Missing the Wet Lab

By Matthew Williams

I am not the biggest fan of genome annotation. It’s not that I don’t find genetics interesting; although I know little about genetics, I find the topic fascinating. The problem lies within the cut and dry process of annotating.

For starters, I had to download Virtual Box because the programs only work on Windows, and I own a Mac. The interface on Virtual Box is just poor. The screen that I can work on in Virtual box is about 1/4 of my entire computer screen. There might be a way to better this situation, but I am not the best with technology, so it is frustrating for me.

Next, I find the annotation process repetitive and boring. I was never able to blast the entire genome, so I have to copy and paste the amino acid sequence for each gene and personally blast them using the blastp website. It just gets old after awhile. It would be nice if I could just copy and paste the results into DNA Master, but of course it doesn’t work that way. That would just make too much sense.

To continue, I don’t understand how HHPred can predict the function of a gene. My understanding is that the program compares the amino acid sequence of a gene to a bunch of databases and magically can predict the folds in the protein, and as a result determines its function. To HHPred’s credit, I do not understand a lot about genetics or how folds work in proteins. But all I am saying is that if I understood how it worked, the annotation process would be more enticing…. Maybe…

Yes, the source of most of my complaining lies in my own incompetence. I do want to learn more about genetics, and I will do so when I have free time. I could probably fit it in my free time in between my two-a-day training sessions for soccer, 16 credit course load, or my 15 hours worth of research I do every week.

But in all seriousness, I do have a problem with the annotation process. It seems like whenever we come across something new or different, we are supposed to change it to be similar to the other genomes that have been annotated.
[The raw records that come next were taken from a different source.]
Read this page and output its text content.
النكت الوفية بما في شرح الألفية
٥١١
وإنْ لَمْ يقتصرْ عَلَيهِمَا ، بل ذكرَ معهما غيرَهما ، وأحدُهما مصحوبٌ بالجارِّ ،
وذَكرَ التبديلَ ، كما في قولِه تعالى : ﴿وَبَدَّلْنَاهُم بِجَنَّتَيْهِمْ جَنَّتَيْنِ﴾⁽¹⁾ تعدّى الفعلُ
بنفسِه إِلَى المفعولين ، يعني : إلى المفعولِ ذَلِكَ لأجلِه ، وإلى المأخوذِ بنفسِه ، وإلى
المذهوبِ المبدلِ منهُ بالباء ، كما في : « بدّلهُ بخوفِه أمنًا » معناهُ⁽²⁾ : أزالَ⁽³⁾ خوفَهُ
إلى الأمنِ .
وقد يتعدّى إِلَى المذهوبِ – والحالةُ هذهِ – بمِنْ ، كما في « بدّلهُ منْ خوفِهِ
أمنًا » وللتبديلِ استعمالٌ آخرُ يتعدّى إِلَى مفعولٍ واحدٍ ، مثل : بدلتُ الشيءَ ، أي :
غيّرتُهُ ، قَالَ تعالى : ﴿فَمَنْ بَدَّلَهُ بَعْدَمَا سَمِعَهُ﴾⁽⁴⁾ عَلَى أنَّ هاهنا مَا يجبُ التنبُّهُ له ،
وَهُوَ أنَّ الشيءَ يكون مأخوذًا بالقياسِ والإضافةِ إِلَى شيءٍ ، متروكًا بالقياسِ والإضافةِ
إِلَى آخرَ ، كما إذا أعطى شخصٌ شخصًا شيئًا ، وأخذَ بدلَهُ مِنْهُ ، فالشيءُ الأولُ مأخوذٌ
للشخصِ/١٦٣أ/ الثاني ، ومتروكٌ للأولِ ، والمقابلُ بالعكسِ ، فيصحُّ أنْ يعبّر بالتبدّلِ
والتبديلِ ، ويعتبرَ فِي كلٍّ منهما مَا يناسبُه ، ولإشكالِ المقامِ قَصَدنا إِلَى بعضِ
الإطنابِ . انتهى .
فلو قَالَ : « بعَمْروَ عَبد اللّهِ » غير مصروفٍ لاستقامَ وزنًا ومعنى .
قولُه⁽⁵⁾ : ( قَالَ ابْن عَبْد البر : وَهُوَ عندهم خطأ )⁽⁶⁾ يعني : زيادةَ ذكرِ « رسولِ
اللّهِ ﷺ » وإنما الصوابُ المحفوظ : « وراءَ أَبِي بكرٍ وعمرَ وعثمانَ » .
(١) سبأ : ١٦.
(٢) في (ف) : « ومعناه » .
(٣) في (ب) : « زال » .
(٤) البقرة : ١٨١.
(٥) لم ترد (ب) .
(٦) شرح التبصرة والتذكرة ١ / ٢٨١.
For example “TTG start sites are less common.” Well if everyone annotating a genome has this mentality and therefore changes the start site to fit the mold, then of course TTG start sites are going to be less common. Also predicting the function of genes based on earlier annotations seems sketchy. While the people who developed the DNA Master Annotation Guide have way more experience and knowledge about genetics and annotation than I do, I would like to pose a question for them. Does their “guidelines for annotation” foster the potential for diversity in phage genomes?

To conclude, I miss the wet lab. I want to develop an experiment to quantify the diffusion rate of Phatniss. I am having some trouble developing a protocol to do so, but I thought it would be cool to compare the difference of diffusion rates in different densities of agar. In a practical sense, this would relate to the diffusion rate in different densities of soil.